At the end of the day, technology is only an enabler. Everything boils down to self-motivation. For example, activity trackers like Fitbit and other smartwatches are popular today. But as per Gayantha de Zoysa — Founder of fitness platform Strive.lk, these don’t magically turn you into a fitness freak. Rather, they help you improve what you may have been doing already. “If you were crossing 4,000 steps before, it might help you to clock in 6,000 steps now as a result of using activity trackers”. But for those who are really serious, this type of tech can help them keep an accurate record of their daily workout routine.
Countries like Sri Lanka have a tendency to follow western trends. Particularly involving health and fitness. But they may not always be practical in a local context. In the case of adopting dietary options, organic food, for instance, may not be accessible or even affordable for everyone.
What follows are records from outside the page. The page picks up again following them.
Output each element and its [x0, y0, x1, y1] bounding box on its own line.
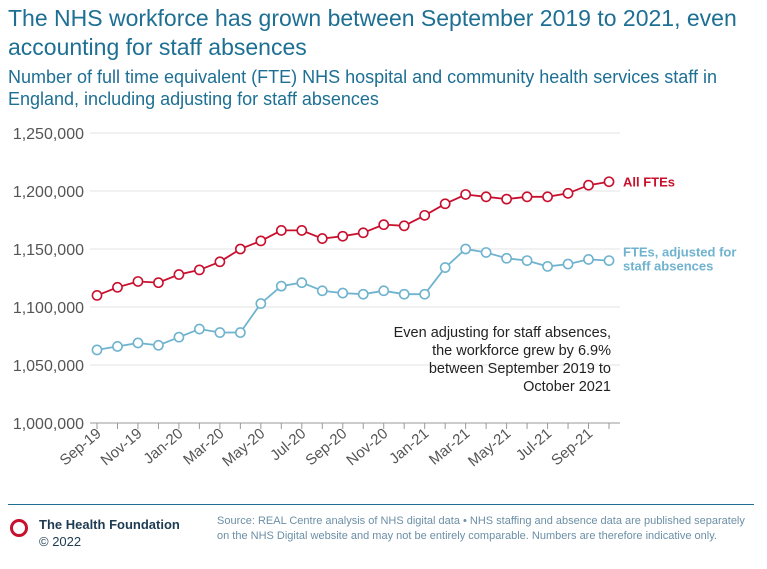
y-tick-label: 1,150,000 [13, 242, 84, 259]
chart-annotation: Even adjusting for staff absences, the wo… [394, 325, 611, 395]
adjusted-ftes-point [562, 258, 574, 270]
adjusted-ftes-point [419, 288, 431, 300]
adjusted-ftes-point [542, 260, 553, 272]
adjusted-ftes-point [398, 288, 410, 300]
chart-subtitle: Number of full time equivalent (FTE) NHS… [8, 67, 717, 109]
adjusted-ftes-point [255, 298, 267, 309]
all-ftes-point [542, 191, 553, 203]
all-ftes-point [480, 191, 492, 203]
adjusted-ftes-point [112, 341, 123, 352]
adjusted-ftes-point [521, 255, 533, 266]
y-axis-tick-labels: 1,000,000 1,050,000 1,100,000 1,150,000 1,20… [13, 126, 84, 433]
all-ftes-point [562, 187, 574, 199]
all-ftes-point [583, 179, 594, 191]
adjusted-ftes-point [132, 337, 144, 349]
x-tick-label: Sep-20 [302, 425, 350, 469]
adjusted-ftes-point [214, 327, 226, 338]
all-ftes-point [296, 225, 308, 236]
all-ftes-point [132, 276, 144, 287]
series-label-line: staff absences [623, 259, 713, 274]
adjusted-ftes-point [234, 327, 246, 338]
all-ftes-point [112, 281, 123, 293]
adjusted-ftes-point [275, 280, 287, 292]
adjusted-ftes-point [173, 331, 185, 343]
all-ftes-point [378, 219, 390, 231]
all-ftes-point [214, 256, 226, 268]
all-ftes-point [153, 277, 164, 289]
adjusted-ftes-point [316, 285, 328, 297]
all-ftes-point [255, 235, 267, 247]
adjusted-ftes-point [603, 255, 615, 266]
adjusted-ftes-point [296, 277, 308, 289]
adjusted-ftes-point [91, 344, 103, 356]
adjusted-ftes-point [337, 287, 349, 299]
adjusted-ftes-point [357, 288, 369, 300]
adjusted-ftes-point [460, 243, 472, 255]
x-tick-label: Jan-20 [140, 425, 186, 468]
adjusted-ftes-point [583, 254, 594, 265]
annotation-line: between September 2019 to [429, 361, 611, 377]
adjusted-ftes-point [153, 339, 164, 351]
all-ftes-line [96, 180, 610, 297]
all-ftes-point [275, 225, 287, 236]
y-tick-label: 1,200,000 [13, 184, 84, 201]
x-tick-label: Sep-21 [548, 425, 596, 469]
all-ftes-point [234, 243, 246, 255]
gridlines [90, 132, 620, 424]
all-ftes-point [603, 176, 615, 188]
footer-brand: The Health Foundation [39, 517, 180, 532]
chart-title: The NHS workforce has grown between Sept… [8, 5, 737, 60]
x-tick-label: Nov-20 [343, 425, 391, 469]
footer-divider [8, 504, 754, 505]
all-ftes-point [337, 230, 349, 242]
annotation-text: Even adjusting for staff absences, the wo… [394, 325, 611, 395]
x-tick-label: Nov-19 [98, 425, 146, 469]
all-ftes-point [419, 209, 431, 221]
adjusted-ftes-point [193, 323, 205, 335]
adjusted-ftes-point [480, 247, 492, 258]
footer-source-note: Source: REAL Centre analysis of NHS digi… [217, 515, 745, 542]
adjusted-ftes-point [501, 252, 512, 264]
y-tick-label: 1,000,000 [13, 416, 84, 433]
series-label-line: FTEs, adjusted for [623, 245, 736, 260]
series-labels: All FTEs FTEs, adjusted for staff absences [623, 175, 736, 274]
annotation-line: Even adjusting for staff absences, [394, 325, 611, 341]
x-tick-label: Mar-20 [180, 425, 227, 469]
footer-copyright: © 2022 [39, 534, 82, 549]
all-ftes-point [316, 233, 328, 244]
adjusted-ftes-point [378, 285, 390, 297]
all-ftes-point [193, 264, 205, 276]
all-ftes-point [501, 193, 512, 205]
all-ftes-point [460, 189, 472, 200]
x-tick-label: May-20 [219, 425, 268, 470]
x-tick-label: Mar-21 [426, 425, 473, 469]
annotation-line: October 2021 [523, 379, 611, 395]
series-layer [91, 176, 615, 356]
health-foundation-logo-icon [10, 519, 28, 537]
all-ftes-point [173, 269, 185, 280]
y-tick-label: 1,100,000 [13, 300, 84, 317]
x-tick-label: May-21 [465, 425, 514, 470]
x-tick-label: Jan-21 [386, 425, 432, 468]
all-ftes-point [521, 191, 533, 203]
all-ftes-series-label: All FTEs [623, 175, 675, 190]
adjusted-ftes-series-label: FTEs, adjusted for staff absences [623, 245, 736, 274]
adjusted-ftes-point [439, 262, 451, 273]
all-ftes-point [91, 289, 103, 301]
y-tick-label: 1,250,000 [13, 126, 84, 143]
annotation-line: the workforce grew by 6.9% [432, 343, 611, 359]
line-chart: 1,000,000 1,050,000 1,100,000 1,150,000 1,20… [13, 126, 737, 470]
x-axis: Sep-19Nov-19Jan-20Mar-20May-20Jul-20Sep-… [57, 423, 610, 470]
all-ftes-point [398, 220, 410, 232]
all-ftes-point [439, 198, 451, 210]
y-tick-label: 1,050,000 [13, 358, 84, 375]
all-ftes-point [357, 227, 369, 239]
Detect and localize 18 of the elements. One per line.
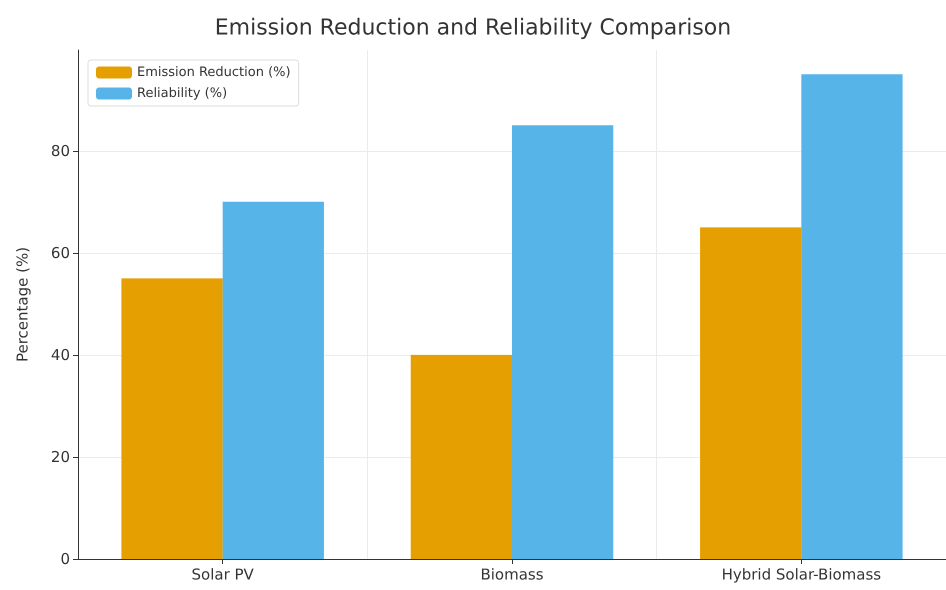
- y-axis-title: Percentage (%): [14, 246, 32, 362]
- bar: [801, 74, 903, 559]
- bar: [410, 354, 512, 559]
- bar: [700, 227, 802, 559]
- y-tick-label: 80: [50, 142, 70, 160]
- y-tick-label: 60: [50, 244, 70, 262]
- bar: [512, 125, 614, 559]
- x-tick-label: Biomass: [480, 566, 544, 584]
- bar: [121, 278, 223, 559]
- bar: [222, 202, 324, 559]
- x-tick-label: Solar PV: [192, 566, 255, 584]
- y-tick-label: 0: [60, 550, 70, 568]
- legend-label: Emission Reduction (%): [137, 65, 291, 80]
- chart-title: Emission Reduction and Reliability Comparison: [214, 16, 732, 40]
- legend-label: Reliability (%): [137, 86, 228, 101]
- y-tick-label: 40: [50, 346, 70, 364]
- y-tick-label: 20: [50, 448, 70, 466]
- x-tick-label: Hybrid Solar-Biomass: [722, 566, 882, 584]
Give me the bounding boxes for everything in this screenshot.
Additionally, apps like BodyFast may help you maintain a proper fasting schedule. But these apps don’t always provide an end-to-end solution. As Keiffer James, Fitness Coach at Strive.lk puts it, it’s also important to pay attention to what you’re eating during the non-fasting period. He further notes that what you eat to break the fast is the most important and these factors are not always considered when it comes to apps or other tech-based solutions.
Technology will help you get fit, but it’s no magic potion
Personally, tech has definitely helped my health and wellbeing. It has also helped people like Bhanuka to lose weight effectively. Furthermore, tech is also helping so many platforms to create better awareness around health and fitness.
But it should be understood that tech isn’t some magic potion that will transform you overnight. As Gayantha points out, a lot of it drills down to self-motivation and how you carry yourself in achieving your fitness goals. What’s more is that long lasting results take time. Patience and discipline goes a long way.